La République du Mali est née laïque où cohabitent en parfaite harmonie toutes les croyances religieuses. Mais ces dernières années, des prédateurs aveuglés ayant échoué sur d’autres terrains de confrontation utilisent la question religieuse pour diviser notre pays en mille morceaux.
Au nom de l’Islam, ils ont pris des armes contre un pays déjà à 95% musulmans, incendié des villes qui ont abrité les toutes premières universités islamiques du monde ou encore pillé là où reposaient près de 333 saints.

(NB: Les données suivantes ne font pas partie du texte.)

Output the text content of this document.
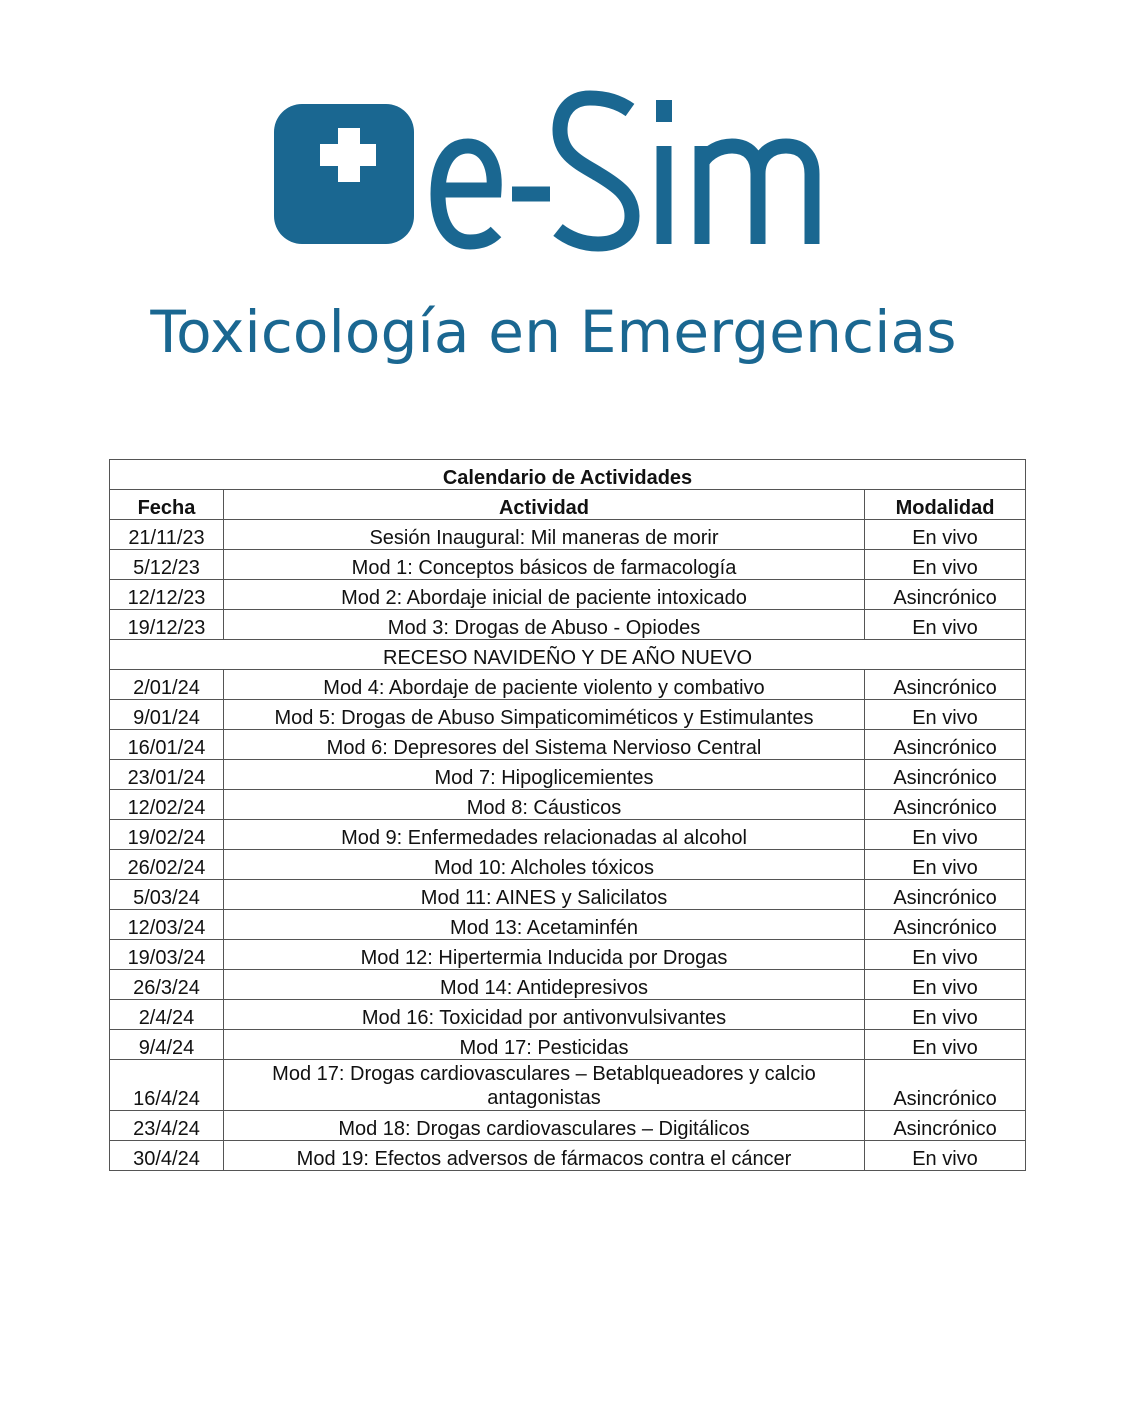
Toxicología en Emergencias
Calendario de Actividades		
Fecha	Actividad	Modalidad
21/11/23	Sesión Inaugural: Mil maneras de morir	En vivo
5/12/23	Mod 1: Conceptos básicos de farmacología	En vivo
12/12/23	Mod 2: Abordaje inicial de paciente intoxicado	Asincrónico
19/12/23	Mod 3: Drogas de Abuso - Opiodes	En vivo
RECESO NAVIDEÑO Y DE AÑO NUEVO		
2/01/24	Mod 4: Abordaje de paciente violento y combativo	Asincrónico
9/01/24	Mod 5: Drogas de Abuso Simpaticomiméticos y Estimulantes	En vivo
16/01/24	Mod 6: Depresores del Sistema Nervioso Central	Asincrónico
23/01/24	Mod 7: Hipoglicemientes	Asincrónico
12/02/24	Mod 8: Cáusticos	Asincrónico
19/02/24	Mod 9: Enfermedades relacionadas al alcohol	En vivo
26/02/24	Mod 10: Alcholes tóxicos	En vivo
5/03/24	Mod 11: AINES y Salicilatos	Asincrónico
12/03/24	Mod 13: Acetaminfén	Asincrónico
19/03/24	Mod 12: Hipertermia Inducida por Drogas	En vivo
26/3/24	Mod 14: Antidepresivos	En vivo
2/4/24	Mod 16: Toxicidad por antivonvulsivantes	En vivo
9/4/24	Mod 17: Pesticidas	En vivo
16/4/24	Mod 17: Drogas cardiovasculares – Betablqueadores y calcio antagonistas	Asincrónico
23/4/24	Mod 18: Drogas cardiovasculares – Digitálicos	Asincrónico
30/4/24	Mod 19: Efectos adversos de fármacos contra el cáncer	En vivo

Il faut être dépourvu de toute raison pour croire à la théorie que ces violences sont faites au nom de l’Islam.
Mais le mal dans tout cela, c’est que ces criminels sont toujours encouragés ou soutenus consciemment ou inconsciemment par ceux-là mêmes que le Mali a bercé, protégé voire instruit jusqu’à avoir le niveau d’instruction qui leur glorifie aujourd’hui.
Après dix ans de souffrance et pendant que le pays tente de se relever de ce complot impérialiste et sécessionniste téléguidé d’ailleurs au nom de la religion, certains concitoyens veulent encore ouvrir un autre front, pour ne pas dire, une autre crise comme s’ils sont contre la paix et la cohésion au Mali.
En tout cas, s’ils ne le savent pas, qu’ils retiennent que l’Islam est d’abord et avant tout une religion « de paix et de quiétude » et qui a été tolérante envers les autres croyances.
Ainsi, ceux qui continuent de prêcher la haine et la discorde au sein de l’Islam servent d’autres agendas que la religion de Dieu.
Cette sortie de l’Imam Oumar Coulibaly, dit Farouk, est une invite au Haut Conseil Islamique de s’investir pour éviter une autre crise qui serait sans doute fatale pour notre pays.
Dans le contexte actuel de refondation de l’État, les plus hautes autorités de la transition doivent également prendre leurs responsabilités en encadrant les prêches et autres discours publics.